In 1516, its ghetto became one of the first places in Europe where people were forcibly segregated because of their religion. The gates of the Jewish quarter were locked at night.
But the Venice ghetto also served for centuries as a center for Jewish culture as Jews from Spain, Germany, France, the Levant and southern Italy fled even worse conditions: expulsion, forced baptism and the Inquisition.
At its height in the 17th century, the ghetto was home to 5,000 people living in an area of 1.25 acres.

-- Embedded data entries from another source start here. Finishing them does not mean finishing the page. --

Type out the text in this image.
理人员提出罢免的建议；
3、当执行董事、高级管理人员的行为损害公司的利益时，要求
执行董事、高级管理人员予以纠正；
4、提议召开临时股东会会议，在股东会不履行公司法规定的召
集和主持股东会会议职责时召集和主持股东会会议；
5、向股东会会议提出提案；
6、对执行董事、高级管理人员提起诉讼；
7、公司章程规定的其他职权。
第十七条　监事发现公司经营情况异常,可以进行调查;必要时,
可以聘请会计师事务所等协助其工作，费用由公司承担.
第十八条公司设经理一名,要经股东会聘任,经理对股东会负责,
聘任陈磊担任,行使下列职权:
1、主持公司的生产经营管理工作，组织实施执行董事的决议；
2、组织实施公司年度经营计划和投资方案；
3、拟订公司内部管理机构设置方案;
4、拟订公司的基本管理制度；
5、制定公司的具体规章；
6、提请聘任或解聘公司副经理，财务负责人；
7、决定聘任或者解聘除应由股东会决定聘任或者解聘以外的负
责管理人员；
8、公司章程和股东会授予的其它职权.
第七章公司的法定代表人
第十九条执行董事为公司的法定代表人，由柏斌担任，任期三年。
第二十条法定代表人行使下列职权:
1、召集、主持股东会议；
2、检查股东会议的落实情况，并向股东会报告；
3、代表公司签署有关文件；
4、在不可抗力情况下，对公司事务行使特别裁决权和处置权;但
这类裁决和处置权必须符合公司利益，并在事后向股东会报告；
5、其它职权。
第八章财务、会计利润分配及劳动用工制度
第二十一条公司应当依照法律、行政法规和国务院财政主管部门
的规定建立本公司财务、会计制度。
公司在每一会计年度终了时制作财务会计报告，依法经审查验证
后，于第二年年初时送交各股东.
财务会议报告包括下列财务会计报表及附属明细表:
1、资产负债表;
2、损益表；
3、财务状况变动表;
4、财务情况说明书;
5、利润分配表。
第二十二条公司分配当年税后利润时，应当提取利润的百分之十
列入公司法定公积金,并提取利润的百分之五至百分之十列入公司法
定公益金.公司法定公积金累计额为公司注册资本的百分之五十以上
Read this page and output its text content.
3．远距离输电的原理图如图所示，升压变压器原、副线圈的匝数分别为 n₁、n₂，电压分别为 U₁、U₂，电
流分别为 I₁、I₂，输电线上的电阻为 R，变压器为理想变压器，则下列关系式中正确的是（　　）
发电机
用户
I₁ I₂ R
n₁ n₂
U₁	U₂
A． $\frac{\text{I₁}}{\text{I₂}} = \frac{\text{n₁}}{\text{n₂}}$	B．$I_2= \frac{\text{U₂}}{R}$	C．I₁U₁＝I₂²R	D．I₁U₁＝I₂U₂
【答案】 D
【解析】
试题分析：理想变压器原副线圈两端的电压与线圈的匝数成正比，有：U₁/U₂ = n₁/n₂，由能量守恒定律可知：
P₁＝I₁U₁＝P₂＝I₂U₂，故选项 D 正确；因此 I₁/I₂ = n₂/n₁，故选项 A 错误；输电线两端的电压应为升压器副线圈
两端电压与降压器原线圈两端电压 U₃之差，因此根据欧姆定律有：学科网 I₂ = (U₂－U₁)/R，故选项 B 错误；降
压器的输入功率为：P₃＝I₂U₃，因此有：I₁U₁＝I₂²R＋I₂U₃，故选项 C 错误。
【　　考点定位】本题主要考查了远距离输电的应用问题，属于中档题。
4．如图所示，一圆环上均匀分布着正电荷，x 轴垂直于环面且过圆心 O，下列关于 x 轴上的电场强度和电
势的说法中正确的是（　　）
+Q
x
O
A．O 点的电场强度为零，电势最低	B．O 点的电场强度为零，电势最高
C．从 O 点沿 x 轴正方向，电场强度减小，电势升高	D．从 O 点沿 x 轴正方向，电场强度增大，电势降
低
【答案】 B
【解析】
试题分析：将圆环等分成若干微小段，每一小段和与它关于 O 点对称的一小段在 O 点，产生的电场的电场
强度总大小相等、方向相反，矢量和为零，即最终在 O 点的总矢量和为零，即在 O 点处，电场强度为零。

The gates are gone now, torn down by Napoleon in 1797. Few Jews still live there. But the Jewish quarter remains, along with kosher restaurants, bakeries, a museum and five Renaissance-era synagogues, unprepossessing from the outside yet majestic within, where the various original nationalities worshipped.
Exploring the synagogues — German, Levantine, Spanish, Canton and Italian — requires being part of a guided tour, which costs 10 euros and is provided by the Jewish museum, the Museo Ebraico.
But when I arrived on a recent weekday, I learned that the museum and all but one synagogue were closed for restoration. Our group, as well as a number of school groups, bought tickets for the 40-minute tour anyway.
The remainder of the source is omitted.